Channeling his inner Belichick, Gronkowski allowed as how the walking boot he had been wearing was off. He was working hard with trainers, and hoped against hope he would be healthy enough to play.

Any other questions would have to wait until game day.

“I could be 100 percent by then,” Gronkowski said. “I could be 2 percent by then.”

That’s a big range, though the guess is that Gronkowski will be healed enough to line up on offense Sunday at Lucas Oil Field.
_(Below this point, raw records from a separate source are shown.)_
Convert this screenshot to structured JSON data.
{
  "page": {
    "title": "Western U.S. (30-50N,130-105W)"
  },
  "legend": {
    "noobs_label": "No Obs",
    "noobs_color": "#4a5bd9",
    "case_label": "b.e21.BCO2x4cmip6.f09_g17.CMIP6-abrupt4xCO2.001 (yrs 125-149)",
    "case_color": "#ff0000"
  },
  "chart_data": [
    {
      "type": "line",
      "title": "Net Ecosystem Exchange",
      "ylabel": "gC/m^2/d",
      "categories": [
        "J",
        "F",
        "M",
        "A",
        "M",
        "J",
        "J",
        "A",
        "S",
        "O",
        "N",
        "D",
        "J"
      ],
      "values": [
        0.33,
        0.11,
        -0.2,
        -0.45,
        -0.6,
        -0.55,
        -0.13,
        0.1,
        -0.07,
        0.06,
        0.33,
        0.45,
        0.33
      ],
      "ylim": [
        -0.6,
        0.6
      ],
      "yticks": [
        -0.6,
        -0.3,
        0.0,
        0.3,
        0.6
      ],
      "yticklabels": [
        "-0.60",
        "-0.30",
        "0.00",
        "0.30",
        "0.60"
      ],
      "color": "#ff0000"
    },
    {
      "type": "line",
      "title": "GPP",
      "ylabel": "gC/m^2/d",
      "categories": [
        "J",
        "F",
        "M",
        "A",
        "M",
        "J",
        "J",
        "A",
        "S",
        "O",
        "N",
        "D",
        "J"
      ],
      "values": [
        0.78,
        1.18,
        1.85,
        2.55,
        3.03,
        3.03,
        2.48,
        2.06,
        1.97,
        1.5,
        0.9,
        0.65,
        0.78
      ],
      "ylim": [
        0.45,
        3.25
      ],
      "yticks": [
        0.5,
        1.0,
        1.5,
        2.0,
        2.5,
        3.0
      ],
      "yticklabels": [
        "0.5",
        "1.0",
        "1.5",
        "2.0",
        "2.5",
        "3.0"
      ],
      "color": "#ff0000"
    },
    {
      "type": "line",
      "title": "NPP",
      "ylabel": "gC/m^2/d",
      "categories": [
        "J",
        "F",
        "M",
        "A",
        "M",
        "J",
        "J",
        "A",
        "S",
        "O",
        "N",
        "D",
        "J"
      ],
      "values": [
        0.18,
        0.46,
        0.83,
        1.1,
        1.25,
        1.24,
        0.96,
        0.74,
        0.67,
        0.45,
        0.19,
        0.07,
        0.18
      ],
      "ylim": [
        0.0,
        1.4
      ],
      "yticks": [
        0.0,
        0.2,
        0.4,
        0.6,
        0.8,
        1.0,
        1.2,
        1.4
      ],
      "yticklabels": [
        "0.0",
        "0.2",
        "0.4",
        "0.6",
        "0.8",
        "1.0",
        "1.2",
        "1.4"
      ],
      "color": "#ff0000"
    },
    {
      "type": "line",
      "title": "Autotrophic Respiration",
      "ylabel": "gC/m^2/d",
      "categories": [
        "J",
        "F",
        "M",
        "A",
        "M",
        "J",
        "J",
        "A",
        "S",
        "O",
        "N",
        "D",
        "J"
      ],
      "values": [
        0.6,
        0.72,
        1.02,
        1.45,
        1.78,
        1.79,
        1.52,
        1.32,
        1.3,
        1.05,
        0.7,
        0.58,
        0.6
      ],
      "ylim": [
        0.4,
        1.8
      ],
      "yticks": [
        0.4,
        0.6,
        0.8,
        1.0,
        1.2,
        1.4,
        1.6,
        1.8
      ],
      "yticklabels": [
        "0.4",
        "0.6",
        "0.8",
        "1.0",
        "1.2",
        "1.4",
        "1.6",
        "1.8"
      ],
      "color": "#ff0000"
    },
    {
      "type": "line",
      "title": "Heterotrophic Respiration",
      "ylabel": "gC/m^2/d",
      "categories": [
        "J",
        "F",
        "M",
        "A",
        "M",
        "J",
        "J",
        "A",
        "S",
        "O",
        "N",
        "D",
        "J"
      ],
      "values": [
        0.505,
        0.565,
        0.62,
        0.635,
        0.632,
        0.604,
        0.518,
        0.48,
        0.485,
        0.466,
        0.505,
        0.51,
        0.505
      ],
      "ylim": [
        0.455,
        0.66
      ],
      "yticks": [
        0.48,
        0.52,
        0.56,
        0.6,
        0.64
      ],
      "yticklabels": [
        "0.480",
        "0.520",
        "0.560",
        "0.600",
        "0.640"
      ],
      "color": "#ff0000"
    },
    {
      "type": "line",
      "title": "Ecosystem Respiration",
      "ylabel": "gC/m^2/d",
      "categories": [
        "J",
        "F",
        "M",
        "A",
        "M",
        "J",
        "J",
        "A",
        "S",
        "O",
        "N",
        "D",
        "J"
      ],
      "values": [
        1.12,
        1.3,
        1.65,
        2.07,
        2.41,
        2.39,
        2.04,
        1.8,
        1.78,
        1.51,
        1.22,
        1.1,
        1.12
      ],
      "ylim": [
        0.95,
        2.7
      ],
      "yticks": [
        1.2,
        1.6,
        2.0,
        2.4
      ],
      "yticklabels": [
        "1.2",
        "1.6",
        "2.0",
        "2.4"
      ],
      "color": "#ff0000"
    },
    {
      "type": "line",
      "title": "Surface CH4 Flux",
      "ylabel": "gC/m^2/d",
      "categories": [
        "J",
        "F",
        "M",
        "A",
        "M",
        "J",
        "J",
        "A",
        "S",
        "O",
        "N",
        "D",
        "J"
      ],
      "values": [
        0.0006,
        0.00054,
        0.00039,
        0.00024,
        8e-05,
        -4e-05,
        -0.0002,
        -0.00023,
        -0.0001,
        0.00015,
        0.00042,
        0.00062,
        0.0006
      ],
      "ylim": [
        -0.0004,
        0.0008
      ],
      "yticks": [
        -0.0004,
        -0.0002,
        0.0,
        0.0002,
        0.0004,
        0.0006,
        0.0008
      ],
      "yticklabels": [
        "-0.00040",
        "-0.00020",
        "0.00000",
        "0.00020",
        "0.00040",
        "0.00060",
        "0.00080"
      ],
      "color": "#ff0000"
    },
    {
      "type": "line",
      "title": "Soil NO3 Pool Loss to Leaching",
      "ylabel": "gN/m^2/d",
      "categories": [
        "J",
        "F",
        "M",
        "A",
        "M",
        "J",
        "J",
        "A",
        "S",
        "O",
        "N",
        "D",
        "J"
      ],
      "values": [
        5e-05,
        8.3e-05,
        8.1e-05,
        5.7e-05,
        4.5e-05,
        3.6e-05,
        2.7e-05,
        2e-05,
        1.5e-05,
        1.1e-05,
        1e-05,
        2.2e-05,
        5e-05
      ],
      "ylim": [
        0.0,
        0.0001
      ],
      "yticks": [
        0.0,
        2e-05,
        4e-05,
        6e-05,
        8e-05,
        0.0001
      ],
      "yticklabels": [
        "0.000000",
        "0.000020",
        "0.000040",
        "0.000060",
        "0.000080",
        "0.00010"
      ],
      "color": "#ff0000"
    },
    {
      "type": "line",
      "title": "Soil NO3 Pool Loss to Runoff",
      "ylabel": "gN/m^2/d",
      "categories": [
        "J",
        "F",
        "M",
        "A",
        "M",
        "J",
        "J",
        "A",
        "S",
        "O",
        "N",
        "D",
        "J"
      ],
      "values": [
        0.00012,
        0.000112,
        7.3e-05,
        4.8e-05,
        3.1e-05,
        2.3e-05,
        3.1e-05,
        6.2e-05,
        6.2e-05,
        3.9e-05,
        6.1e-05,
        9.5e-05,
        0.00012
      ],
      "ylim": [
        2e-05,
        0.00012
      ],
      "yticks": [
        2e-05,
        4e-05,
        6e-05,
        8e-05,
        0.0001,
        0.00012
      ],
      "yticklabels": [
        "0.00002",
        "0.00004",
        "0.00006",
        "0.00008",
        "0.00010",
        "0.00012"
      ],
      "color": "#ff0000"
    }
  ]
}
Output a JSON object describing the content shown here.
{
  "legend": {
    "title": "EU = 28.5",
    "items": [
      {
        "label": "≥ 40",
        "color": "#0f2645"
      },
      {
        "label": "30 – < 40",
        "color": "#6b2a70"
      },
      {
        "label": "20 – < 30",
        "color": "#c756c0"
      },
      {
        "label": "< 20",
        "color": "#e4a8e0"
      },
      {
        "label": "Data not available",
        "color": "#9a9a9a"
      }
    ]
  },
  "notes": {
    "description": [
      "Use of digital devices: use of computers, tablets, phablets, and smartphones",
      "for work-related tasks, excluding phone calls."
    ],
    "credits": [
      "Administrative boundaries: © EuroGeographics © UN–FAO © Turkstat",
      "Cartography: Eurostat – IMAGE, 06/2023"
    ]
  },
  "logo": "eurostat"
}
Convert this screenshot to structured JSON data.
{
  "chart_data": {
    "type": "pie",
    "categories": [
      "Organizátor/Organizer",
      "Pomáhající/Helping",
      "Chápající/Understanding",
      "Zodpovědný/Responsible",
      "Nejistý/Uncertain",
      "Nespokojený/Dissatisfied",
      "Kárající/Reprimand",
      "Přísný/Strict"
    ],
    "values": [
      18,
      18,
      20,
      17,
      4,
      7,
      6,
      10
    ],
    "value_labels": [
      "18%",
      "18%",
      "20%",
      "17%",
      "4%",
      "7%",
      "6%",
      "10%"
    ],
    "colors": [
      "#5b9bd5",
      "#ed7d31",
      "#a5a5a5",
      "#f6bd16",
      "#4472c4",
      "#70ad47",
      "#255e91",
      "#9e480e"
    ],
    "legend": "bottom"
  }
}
His own father said as much last week when he told a radio station in Gronkowski’s hometown of Buffalo that his son was a fast healer and would be ready for the game.

Gordy Gronkowski surely violated team rules set by the tight-lipped Belichick with the injury report, though Gronkowski didn’t seem overly concerned. Just Dad being Dad, pulling for his son to play in the biggest game of his life.

“I’m young. I’m healthy. I hope I’m a quick healer,” he said. “I’m anxious to be out there.”

The Patriots are just as anxious to have Gronkowski out there, following a breakout second season as a pro where he always seemed open anytime Tom Brady looked his way. At 6-foot-6, he was as effective blocking for Brady as he was catching his passes, setting an NFL record for tight ends with 17 touchdown catches and finishing fifth in the league with 90 receptions.

If he plays, the Giants will have to figure out a way to keep him out of the end zone while also containing fellow tight end Aaron Hernandez. Add in wide receiver Wes Welker, and Brady has three possession targets he likes to use in various combinations.

Still, it is Gronkowski’s emergence as a big bruising tight end that has meant the most for the Patriot offense this year.

“This is a player who has written the record books along the way for tight ends,’ Giants coach Tom Coughlin said. “Gronkowski certainly is someone Brady looks to in the red zone.”